Ford suffers defeat over shrinking board sizes
Confusion reigns as wording mistake dramatically broadens amendment's reach
Mayor Rob Ford suffered his first significant defeat in council Tuesday after his push to shrink the size of several city boards, agencies and cultural organizations came to an unsuccessful end.
Ford and his executive committee had submitted a motion to council that called for the reduction of the size of some city boards to nine members. The boards, which include the Toronto Zoo, the St. Lawrence Centre and the Library, currently range in size from 18 to 11 members.
The executive committee's motion also called for cutting the number of councillors on on those boards. The Library Board, for example, would go from having four councillors to one, while the proposal calls for only two councillors to sit on the Zoo board as opposed to the current six.
But an amendment introduced Tuesday by Coun. Adam Vaughan, a vocal Ford critic, set minimum sizes for all municipal boards, commissions and corporations at 11 members, including at least three city councillors.
His amendment passed 24-19.
"He tried to strip power from councillors, but more importantly tried to strip power from people in this city. He tried to limit their ability to participate in ... boards and commissions," Vaughan said.
"We've broadened that now, we've included more people and we've made sure that different parts of the city get represented in the vital agencies, boards and commissions of this city."
Item to be debated again to fix error
The amendment was supposed to only affect the boards targeted by Ford and his executive committee.
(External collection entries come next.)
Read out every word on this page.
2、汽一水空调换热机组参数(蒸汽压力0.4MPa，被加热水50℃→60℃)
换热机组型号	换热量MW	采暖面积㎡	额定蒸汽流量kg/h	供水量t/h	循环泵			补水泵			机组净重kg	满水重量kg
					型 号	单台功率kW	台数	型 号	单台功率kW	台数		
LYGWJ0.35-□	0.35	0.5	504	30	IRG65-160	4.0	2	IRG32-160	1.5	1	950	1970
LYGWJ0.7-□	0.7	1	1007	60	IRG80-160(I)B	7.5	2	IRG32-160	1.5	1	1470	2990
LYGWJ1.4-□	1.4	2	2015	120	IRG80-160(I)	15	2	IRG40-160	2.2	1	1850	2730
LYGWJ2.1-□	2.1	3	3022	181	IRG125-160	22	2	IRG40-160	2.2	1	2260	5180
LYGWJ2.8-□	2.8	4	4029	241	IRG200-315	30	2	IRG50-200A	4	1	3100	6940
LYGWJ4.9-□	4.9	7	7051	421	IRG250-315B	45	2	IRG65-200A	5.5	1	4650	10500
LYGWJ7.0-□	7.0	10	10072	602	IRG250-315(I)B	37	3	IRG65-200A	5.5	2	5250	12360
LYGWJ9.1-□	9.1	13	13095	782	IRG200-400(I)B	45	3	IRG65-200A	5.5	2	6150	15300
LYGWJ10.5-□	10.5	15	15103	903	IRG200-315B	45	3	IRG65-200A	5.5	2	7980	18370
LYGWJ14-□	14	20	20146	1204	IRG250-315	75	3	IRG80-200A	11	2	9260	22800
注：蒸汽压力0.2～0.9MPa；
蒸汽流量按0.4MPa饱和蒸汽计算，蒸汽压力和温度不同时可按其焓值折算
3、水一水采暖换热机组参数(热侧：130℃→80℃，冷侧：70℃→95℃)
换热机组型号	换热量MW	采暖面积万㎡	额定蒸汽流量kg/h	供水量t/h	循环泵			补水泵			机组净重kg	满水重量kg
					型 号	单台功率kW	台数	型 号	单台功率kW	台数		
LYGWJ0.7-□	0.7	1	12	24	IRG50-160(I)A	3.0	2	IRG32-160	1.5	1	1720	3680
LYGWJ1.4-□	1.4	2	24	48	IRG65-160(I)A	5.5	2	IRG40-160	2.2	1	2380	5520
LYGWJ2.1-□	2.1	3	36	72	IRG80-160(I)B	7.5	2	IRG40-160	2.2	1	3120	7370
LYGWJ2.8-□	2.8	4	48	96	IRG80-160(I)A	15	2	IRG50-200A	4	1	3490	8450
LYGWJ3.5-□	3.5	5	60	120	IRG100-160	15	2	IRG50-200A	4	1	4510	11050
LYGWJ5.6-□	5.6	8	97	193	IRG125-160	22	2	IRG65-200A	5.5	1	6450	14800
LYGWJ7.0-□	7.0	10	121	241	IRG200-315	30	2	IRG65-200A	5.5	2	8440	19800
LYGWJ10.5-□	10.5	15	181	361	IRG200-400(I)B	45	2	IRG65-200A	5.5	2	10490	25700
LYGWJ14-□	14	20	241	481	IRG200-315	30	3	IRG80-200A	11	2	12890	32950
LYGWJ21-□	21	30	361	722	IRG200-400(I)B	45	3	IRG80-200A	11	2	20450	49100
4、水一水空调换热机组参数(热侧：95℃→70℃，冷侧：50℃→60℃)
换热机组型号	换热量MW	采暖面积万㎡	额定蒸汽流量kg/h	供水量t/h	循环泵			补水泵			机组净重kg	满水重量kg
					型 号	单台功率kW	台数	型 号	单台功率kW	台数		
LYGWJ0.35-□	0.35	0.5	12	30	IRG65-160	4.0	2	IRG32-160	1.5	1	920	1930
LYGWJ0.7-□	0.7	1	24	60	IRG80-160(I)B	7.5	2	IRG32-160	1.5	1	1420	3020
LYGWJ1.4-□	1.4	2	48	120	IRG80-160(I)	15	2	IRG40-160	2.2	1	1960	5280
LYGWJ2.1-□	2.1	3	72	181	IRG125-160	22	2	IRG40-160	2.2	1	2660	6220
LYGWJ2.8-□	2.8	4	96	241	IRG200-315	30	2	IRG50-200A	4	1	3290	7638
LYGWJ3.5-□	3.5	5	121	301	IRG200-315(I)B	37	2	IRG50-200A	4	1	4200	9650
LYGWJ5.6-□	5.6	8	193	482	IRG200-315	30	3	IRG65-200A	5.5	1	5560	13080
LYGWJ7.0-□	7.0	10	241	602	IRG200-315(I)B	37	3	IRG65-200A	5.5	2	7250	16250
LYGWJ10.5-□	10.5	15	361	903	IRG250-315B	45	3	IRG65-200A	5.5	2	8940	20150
But its wording inadvertently included all city agencies, including arena boards and dozens of business improvement areas.
The amendment would have to be reopened and debated to fix the glitch. But Ford ally Coun. Giorgio Mammolitti shot down any possibility of opening the debate to amend the mistake to exclude the scores of community boards.
"Many of us actually like the idea that this is happening by mistake," said Mammolitti on Tuesday. He said the move means suburban councillors sitting on downtwon boards, "which is wonderful."